1304’te Fas’ın Tanca şehrinde doğmuştur. İbn Battûta öğrenimine Tanca’da başlamış ancak henüz yirmi bir yaşında iken Tanca'dan hac niyetiyle yola çıkması sebebiyle eğitimini erken yaşta bırakmıştır. Burada kendisinde Hint, Sind ve Çin gibi doğu memleketlerini görme hevesi uyanmıştır. Seyahatnâme’sinde yer alan “Kazâ ve meşihat (şeyhlik) benim ve atalarımın mesleğidir” cümlesinden kabilesinin üst düzey görevler icra ettiğini belirten İbn Battuta’nın kendisi de birçok ülkede kadılık makamına getirilmiş ve kendisine bazı diplomatik görevler verilmiştir. Bu konuda onun Farsça ve Türkçe bilmesi ve yolculuklarında çeşitli siyasi tecrübeler kazanmasının altını çizmek gerekmektedir.  Nitekim seyahatinde Türklerin, Moğolların, Maldivlilerin hükümdarlarıyla tanışmış, onlardan aldığı hediyelerle yol masraflarını karşılamıştır. İbn Battûta, seyahati esnasında en az altmış hükümdar başta olmak üzere iki binden fazla kişi ile ya tanışmış ya da onların mezarlarını ziyaret etmiştir. 770/1369 yılında Mağrip (Fas)’te vefat etmiş ve Tanca’da defnedilmiştir.

Seyahatnâme

Kitâbül-buldân tarzında yazılan coğrafya kitapları ve Müslüman seyyahların Hac yolculuklarının anlatılması seyahatname literatürünün ilk örneklerini oluşturmuştur. Seyahatnâmeler İslam düşünce ve bilim tarihinde şehir ve havzaların tanınmasında, insan ve toplum yapılarının anlaşılmasında, coğrafi özelliklerin ve imkânların ortaya çıkarılmasında ziyadesiyle önemli bir katkı sağlamıştır. Şüphesiz seyahatnâme literatürünün en önemli yazarları arasında yer alan İbn Battûta, seyahatnâmesi sayesinde dünya tarihinin en çok tanınan gezginlerinden birisi olmuştur. Zira o, Orta İran, Kafkasya, Kuzey Avrupa, Japonya ve Afrika’nın güneyi hariç neredeyse kadim dünyanın tamamını gezmiş ve gezdiği yerleri eserinde anlatmıştır. İbn Battûta’nın gezilerini anlattığı eseri literatürde daha ziyâde Rihletü İbn Battûta olarak bilinir. Ancak o eserine, Tuhfetü’n-Nüzzâr fî Garâibi’l-Emsâr ve Acâibi’l Esfâr (Şehirlerin İlginçlikleri ve Yolculukların Tuhaflıkları Hakkında Araştırmacılara Bir Hediye) adını vermiştir.

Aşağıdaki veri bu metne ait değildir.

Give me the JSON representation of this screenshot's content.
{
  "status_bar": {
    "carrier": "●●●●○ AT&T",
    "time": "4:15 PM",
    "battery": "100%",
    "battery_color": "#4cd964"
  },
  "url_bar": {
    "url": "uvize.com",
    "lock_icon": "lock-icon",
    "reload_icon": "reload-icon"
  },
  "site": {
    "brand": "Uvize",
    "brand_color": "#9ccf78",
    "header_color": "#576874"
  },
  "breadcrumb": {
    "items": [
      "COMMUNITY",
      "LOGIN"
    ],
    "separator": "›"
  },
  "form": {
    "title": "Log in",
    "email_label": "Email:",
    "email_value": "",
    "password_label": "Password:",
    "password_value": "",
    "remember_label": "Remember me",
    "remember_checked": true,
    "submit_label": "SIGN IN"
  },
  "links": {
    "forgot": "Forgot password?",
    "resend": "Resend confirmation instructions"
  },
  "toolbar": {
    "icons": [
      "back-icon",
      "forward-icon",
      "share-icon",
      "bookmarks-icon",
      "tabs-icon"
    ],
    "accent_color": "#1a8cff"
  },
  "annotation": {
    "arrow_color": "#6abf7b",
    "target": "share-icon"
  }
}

İbn Battûta’nın seyahati yirmi sekiz küsur yıl sürmüştür. Gezilerine 1325’te henüz yirmi iki yaşında iken Mağrip Sultanı Ebû Saîd el-Merînî döneminde Tanca’dan hac niyetiyle yola çıkarak başlamış, 1353’te Fas’a dönerek tamamlamıştır. İbn Battûta’nın tüm gezileri hesap edildiğinde karşımıza karadan ve denizden 73.000 mil (117.482.112 km) gibi muazzam bir mesafe ortaya çıkmaktadır. İbn Battûta’nın gezdiği yerleri kısaca şöyle tarif edebiliriz: Türkiye, Karadeniz'in kuzeyinde yer alan Deşt-i Kıpçak ve burayı Çin'e bağlayan ticaret yolu üzerindeki Türklerin en güzel şehri diye nitelendirdiği Harizm (Ürgenç), Buhara ve Semerkant, Çin, İran kıyısındaki bölgeler (Herat, Cam, Tus, Serahs, Sistam), Hindistan (Gazne-Kabil yoluyla İndus vadisi), Arabistan, Endülüs, Doğu Afrika sahilleri, Yemen, Batı Sudan, Mombasa (Kenya), Makdişu (Somali), Kilve (Tanzanya), Cezayir, Tunus, Libya ve Mısır.

İbn Battûta, bütün bu özelliklerinden dolayı Marko Polo ile birlikte Ortaçağ'ın en büyük iki seyyahından biri olarak şöhret bulmuş ve hatta çok daha geniş bir alanı gezmesi, üç kıtada en önemli kültür merkezlerine ulaşması sebebiyle onu geride bırakmıştır. Çeşitli milletlerin giyim kuşamı, adetleri ve inançları hususunda ayrıntılara inmesi bazı araştırmacılar tarafından ilk antropologlardan, bazılarınca da ilk etnologlardan sayılmasına dahi yol açmıştır. İbn Battûta, gezdiği ülkelerin coğrafyası ve ekonomisi hakkında da ayrıntılı bilgiler verir. Fakat klasik bir coğrafyacı olmadığı için mesafeleri belirtmemiş, sadece yolculuğunun kaç gün tuttuğunu kaydetmiştir. Bu aktarımların ardında, yüklendiği görev gereğince mensubu olduğu devletin gerek kendi sınırları içerisinde gerekse de komşu olduğu memleketlerin siyasi, idari, iktisadi, kültürel özelliklerinin tespitinin yapılması gibi istihbari bir durum sezinlenmektedir. Zira bazı yerlerde verdiği bilgiler, talimatnameler ve tespitler bunu izhar etmektedir.